(ORDO NEWS) — The world is warming and this threatens the habitability of many regions around the equator.
At this stage, even if we can limit global warming to 2 ˚C above pre-industrial levels, by 2100, the tropics and sub-tropics, including India, the Arabian Peninsula and sub-Saharan Africa, will experience dangerous heat.
At the same time, in the middle latitudes of the world, intense heat waves will be observed at least every year. In the US city of Chicago, for example, researchers predict a 16-fold increase in dangerous heat waves by the end of the century.
What are the chances that we will avoid this fate? About 0.1 percent, in terms of the projected probability that we will limit warming to below 1.5 ˚C above pre-industrial temperatures. In all likelihood, the researchers say, global warming will exceed 2 ˚C by 2050.
In this case, according to the researchers, “extremely dangerous heat stress will become a regular feature of the climate in sub-Saharan Africa, parts of the Arabian Peninsula and much of the Indian subcontinent.”
If the world fails to come together to take quick and wide-ranging adaptation measures, there will most likely be many deaths. But every bit we can lower the temperature still matters, because every fraction of a degree less heat will save lives.
According to the latest estimates, global warming is already responsible for one in three heat-related deaths worldwide.
Based on these numbers, other studies predict that people will die in record numbers in the coming decades as climate change shrinks our planet.
However, how people deal with heat stress is complicated by other factors, such as humidity. Modern estimates are based on a metric known as the heat index, which takes into account only relative humidity up to certain temperatures.
This is a traditional metric used by researchers to measure heat stress, however recent studies have shown that the human body may not be able to handle the amount of heat and moisture that this index shows.
Currently, 93 °C (200 °F) is considered the survival limit by the heat index.
But at 100 percent humidity, according to new research, even young and healthy people may not live past 31°C.

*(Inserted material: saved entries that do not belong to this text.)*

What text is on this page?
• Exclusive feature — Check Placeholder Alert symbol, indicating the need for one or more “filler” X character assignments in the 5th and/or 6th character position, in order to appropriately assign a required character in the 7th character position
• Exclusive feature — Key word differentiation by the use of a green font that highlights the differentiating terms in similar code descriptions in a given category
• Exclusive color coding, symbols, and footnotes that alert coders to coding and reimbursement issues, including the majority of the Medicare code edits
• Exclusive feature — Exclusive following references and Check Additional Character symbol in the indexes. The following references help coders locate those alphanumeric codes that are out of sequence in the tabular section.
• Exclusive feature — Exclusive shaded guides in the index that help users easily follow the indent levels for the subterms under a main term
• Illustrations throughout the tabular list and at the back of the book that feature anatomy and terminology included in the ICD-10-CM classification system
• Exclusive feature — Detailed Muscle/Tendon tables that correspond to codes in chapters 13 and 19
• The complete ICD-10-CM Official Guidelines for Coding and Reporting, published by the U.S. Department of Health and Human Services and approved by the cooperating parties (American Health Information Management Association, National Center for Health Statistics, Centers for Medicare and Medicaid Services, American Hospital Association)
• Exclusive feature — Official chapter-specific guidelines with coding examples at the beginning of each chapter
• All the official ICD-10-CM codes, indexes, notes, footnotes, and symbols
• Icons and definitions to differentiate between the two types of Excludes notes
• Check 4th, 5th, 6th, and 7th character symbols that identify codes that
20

However, according to the traditional heat index, the temperature is considered dangerous if it exceeds 40 °C (103 °F), and extremely dangerous if it exceeds 51 °C.
It is these thresholds that were used in this study to predict future livability, and there is a strong possibility that they are an underestimation of what lies ahead.
However, even by these standards, the prospects for humanity look deplorable.
Between 1979 and 1998, the dangerous heat index threshold was exceeded in the tropics and subtropics on 15 percent of the days of the year.
During this time, the temperature rarely became extremely dangerous according to the heat index.
Unfortunately, the same cannot be said about today, and the problem is only getting worse.
By 2050, the dangerous heat index could be exceeded on 50 percent of the days of the year in tropical regions. By 2100, it may be exceeded on most days.
What’s more, about 25 percent of those days will be so hot that they exceed extremely dangerous thresholds.
“It is likely that without significant reductions in emissions in large parts of the global tropics and subtropics by the end of the century, the heat index will exceed the ‘danger’ level for most of the year,” the authors write.
“Without adaptation measures, this will significantly increase the incidence of heat-related illnesses and reduce outdoor performance in many areas where subsistence farming is important.”
The implications for health and society will no doubt be profound.